Jim Flaherty, Minister of Enterprise, stressed the need for opportunity and innovation, as he spoke to 350 Ryerson business students at Westin Harbour Castle last Wednesday.
In his speech, Flaherty said that a government partnership with universities is essential to Ontario’s economic growth.
Afterwards, Flaherty added Ryerson students are an important part of the government’s business plans and that more investment and collaboration is needed.
“There’s a lot of good news but we have a lot of challenges ahead of us,” he said.
There is a wealth of opportunity for Ryerson graduates in the province, he told the group, adding that they shouldn’t settle for mediocrity.

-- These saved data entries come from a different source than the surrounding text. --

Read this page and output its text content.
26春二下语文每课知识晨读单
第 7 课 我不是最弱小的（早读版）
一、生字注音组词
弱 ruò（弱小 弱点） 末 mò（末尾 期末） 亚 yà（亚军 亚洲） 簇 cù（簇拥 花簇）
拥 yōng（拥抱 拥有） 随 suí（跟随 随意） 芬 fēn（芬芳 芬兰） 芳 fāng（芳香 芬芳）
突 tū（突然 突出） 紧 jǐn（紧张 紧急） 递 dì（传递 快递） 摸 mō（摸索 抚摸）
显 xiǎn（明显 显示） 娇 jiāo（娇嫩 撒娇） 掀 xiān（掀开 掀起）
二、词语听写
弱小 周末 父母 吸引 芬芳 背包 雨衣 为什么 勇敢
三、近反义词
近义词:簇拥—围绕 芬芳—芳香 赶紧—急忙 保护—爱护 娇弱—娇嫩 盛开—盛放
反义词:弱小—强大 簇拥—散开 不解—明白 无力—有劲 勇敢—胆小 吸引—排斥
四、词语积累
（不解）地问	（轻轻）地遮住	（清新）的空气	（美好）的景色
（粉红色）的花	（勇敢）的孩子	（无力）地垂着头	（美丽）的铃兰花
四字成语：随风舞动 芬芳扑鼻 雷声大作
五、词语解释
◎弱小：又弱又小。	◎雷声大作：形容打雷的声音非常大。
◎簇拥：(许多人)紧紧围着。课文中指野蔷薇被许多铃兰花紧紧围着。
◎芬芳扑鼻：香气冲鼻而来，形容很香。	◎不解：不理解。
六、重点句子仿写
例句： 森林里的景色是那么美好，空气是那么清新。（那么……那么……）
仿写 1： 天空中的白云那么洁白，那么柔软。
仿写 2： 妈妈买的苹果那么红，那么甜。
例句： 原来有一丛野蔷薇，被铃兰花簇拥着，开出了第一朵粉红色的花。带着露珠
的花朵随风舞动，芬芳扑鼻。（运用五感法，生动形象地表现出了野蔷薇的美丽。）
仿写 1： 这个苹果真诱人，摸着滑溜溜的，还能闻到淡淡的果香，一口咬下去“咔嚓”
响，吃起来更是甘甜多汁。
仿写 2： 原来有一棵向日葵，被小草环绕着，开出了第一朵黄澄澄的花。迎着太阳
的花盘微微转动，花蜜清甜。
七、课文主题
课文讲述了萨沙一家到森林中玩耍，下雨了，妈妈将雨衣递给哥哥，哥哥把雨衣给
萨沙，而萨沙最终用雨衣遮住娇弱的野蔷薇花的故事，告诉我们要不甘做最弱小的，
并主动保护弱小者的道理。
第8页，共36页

“We in Ontario need to be second to no one,” he said. “So aim high! We have a brilliant future together as Canadians going global.”
The Ryerson Business Forum, a student-run initiative that aims to enhance the learning experience of fellow business students, organized the gathering. It was the first time in the forum’s 16-year history that speakers were invited.
Michael Lee, an RBF co-chair, said that one of the main aims of the event was to help students work on their “soft skills” by networking with business leaders.
The students were given the chance to do just that during the following reception.
“This was a conference where [the students] got to hear from some of the most prominent people in Canada,” said Lee.
The students also heard from Mark Benadiba, executive vice-president of Cott Corporation and a 1976 Ryerson Alumnus.
Other speakers were Ron Nolan, president and CEO of Hatch Limited, John Johnston, chairman of Delta Hotels, and Brian Hunt, president and CEO of the Institute of Chartered Accountants of Ontario.
“All the speakers were inspirational and uplifting,” said another forum co-chair Mike Elliot. “It made me want to be like them.”